Дежурила в ту ночь просто потрясающая врач Дебби Вол. Я ее до того дня не встречал даже, она была молодая, лет тридцати, такая темноволосая и худощавая. Чем-то напомнила мне ту девушку, которая подрабатывала моей няней, когда я был маленьким. У нее были нежные и мягкие черты лица, очень приятные, а кроме того, она была тоже очень умна и уверена в своих действиях, как и Клео. Прекрасный человек. Едва мы вбежали, она тут же бросилась к нам и повела в операционную, очень маленькую и холодную. Освещенную флюоресцентными лампами и выкрашенную в светлый цвет — отвратительное помещение. Вы не представляете, как я обезумел. Я абсолютно потерял контроль над собой, у меня началась истерика, я сбросил практически все, что висело на стенах и опрокинул пару передвижных ламп. Всю жизнь я ревностно оберегал Клео, было просто невыносимо видеть, как прямо на моих глазах она теряет сознание и бьется на столе из нержавейки, — и осознавать, что ничем не можешь помочь. Доктор Вол, сразу оценив ситуацию, сказала, что у Клео тяжелый случай заворота кишок и что сию же секунду надо принять решение — делать ей операцию или усыплять. Можете себе такое представить? Можете ли вы осознать весь ужас той ситуации? Живешь с кем-то всю жизнь и вдруг в один прекрасный день по неведомой причине приходится выбирать между его жизнью и смертью? Зачем? За какие грехи, объясните, пожалуйста.
Я находился в слишком истеричном состоянии, чтобы принимать разумные решения. Мог только выкрикивать имя Клео и твердить, что это абсурд. Вот все, что я говорил: «Просто абсурд какой-то». Я плакал и орал в полном невменозе. И почему-то запомнилось, как, прислоняясь к стене и рыдая, я смотрел в окно и наблюдал, как на улице орава ребятишек катается на велосипедах и веселится. И помнится, подумал, как же это несправедливо, что я испытываю муки ада и Клео невероятно страдает, а эти дети и весь остальной мир просто весело проводят время, не обращая внимание на ужас, происходящий внутри этой вонючей больницы.

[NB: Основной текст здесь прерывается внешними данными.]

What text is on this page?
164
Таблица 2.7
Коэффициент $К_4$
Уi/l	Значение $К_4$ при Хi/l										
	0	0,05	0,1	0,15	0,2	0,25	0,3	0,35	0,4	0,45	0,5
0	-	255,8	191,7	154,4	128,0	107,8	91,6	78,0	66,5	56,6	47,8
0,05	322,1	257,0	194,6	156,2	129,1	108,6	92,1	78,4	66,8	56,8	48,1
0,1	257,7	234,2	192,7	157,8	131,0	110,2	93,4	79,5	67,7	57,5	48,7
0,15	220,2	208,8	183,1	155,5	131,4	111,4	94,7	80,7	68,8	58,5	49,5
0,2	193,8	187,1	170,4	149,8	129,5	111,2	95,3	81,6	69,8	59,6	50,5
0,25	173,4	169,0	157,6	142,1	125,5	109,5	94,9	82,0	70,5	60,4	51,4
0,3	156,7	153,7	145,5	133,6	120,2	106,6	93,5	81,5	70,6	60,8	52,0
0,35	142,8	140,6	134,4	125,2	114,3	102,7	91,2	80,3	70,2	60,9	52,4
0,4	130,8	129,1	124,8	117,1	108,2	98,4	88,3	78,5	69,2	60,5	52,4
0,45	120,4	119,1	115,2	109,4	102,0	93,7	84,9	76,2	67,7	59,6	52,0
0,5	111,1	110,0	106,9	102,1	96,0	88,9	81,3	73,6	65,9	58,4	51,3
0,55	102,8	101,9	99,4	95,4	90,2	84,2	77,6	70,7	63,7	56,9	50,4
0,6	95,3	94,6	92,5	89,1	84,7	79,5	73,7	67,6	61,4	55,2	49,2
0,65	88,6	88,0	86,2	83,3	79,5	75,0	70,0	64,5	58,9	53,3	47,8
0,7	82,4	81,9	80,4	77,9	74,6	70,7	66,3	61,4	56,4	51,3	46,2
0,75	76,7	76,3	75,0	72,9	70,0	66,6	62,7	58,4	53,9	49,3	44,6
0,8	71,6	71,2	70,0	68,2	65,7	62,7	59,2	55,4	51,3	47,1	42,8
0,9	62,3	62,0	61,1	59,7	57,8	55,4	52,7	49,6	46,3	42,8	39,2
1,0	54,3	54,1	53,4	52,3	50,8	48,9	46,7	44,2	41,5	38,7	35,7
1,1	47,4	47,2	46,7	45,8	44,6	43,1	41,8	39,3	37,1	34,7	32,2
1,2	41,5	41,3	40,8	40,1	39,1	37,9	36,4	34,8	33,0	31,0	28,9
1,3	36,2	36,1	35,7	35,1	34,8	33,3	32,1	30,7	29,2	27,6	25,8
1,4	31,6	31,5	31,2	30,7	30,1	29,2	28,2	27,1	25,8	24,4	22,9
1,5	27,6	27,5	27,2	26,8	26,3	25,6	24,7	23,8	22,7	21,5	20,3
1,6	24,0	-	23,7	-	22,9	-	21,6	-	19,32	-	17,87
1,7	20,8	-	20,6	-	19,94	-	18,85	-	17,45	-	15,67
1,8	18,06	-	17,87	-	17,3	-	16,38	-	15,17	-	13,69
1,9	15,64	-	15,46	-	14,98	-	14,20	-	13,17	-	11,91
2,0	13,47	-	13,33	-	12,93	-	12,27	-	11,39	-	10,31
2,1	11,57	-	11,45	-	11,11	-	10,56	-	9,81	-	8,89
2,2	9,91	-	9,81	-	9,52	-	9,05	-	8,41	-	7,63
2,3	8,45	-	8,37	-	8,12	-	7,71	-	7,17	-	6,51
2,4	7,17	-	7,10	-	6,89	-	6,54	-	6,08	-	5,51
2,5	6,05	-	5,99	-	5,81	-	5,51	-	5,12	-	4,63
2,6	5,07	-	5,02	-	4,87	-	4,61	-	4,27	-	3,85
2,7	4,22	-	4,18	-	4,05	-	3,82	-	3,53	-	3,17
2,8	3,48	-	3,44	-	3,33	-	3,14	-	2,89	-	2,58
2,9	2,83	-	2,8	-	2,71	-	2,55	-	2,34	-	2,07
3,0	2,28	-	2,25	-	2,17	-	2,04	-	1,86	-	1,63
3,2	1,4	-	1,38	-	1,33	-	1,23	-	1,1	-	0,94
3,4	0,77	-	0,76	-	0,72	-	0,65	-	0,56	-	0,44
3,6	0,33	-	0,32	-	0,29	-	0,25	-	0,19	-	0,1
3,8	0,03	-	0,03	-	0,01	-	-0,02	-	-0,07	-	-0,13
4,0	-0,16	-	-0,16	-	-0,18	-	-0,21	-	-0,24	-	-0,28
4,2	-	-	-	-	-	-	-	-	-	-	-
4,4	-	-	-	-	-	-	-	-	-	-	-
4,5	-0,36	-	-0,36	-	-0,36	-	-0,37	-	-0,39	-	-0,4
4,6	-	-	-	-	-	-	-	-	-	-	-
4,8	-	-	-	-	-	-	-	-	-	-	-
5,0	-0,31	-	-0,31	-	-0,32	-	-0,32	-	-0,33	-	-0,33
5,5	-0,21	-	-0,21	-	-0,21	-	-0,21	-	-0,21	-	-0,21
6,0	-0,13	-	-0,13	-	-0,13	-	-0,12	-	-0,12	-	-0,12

Было просто невыносимо горько. В результате решение делать Клео срочную операцию приняла мама, хотя доктор Вол и сказала, что шансы выжить, учитывая ее возраст и все такое — не более двух процентов. Выбор сделала моя мама, у меня мужества не хватило. Я был вне себя от горя. Но окончательно меня добило то, что я увидел через пару минут после начала операции. По дурости мне показалось, что я должен быть в операционной. Я вбежал туда взглянуть на Клео на тот случай, если она не выживет. Ворвавшись, я увидел, что Клео лежит на столе с кучей всяких трубочек и проводов в горле, ей только начали резать живот. Она была самой красивой собакой на свете, а ее уподобили объекту научного эксперимента, прямо из какого-то второсортного фантастического фильма. Жуткое зрелище. Даже вспоминать не хочется. От этого глаза сами собой закрываются и зубы сводит. Я до сих пор не отошел от того, что увидел, и вряд ли когда-нибудь отойду.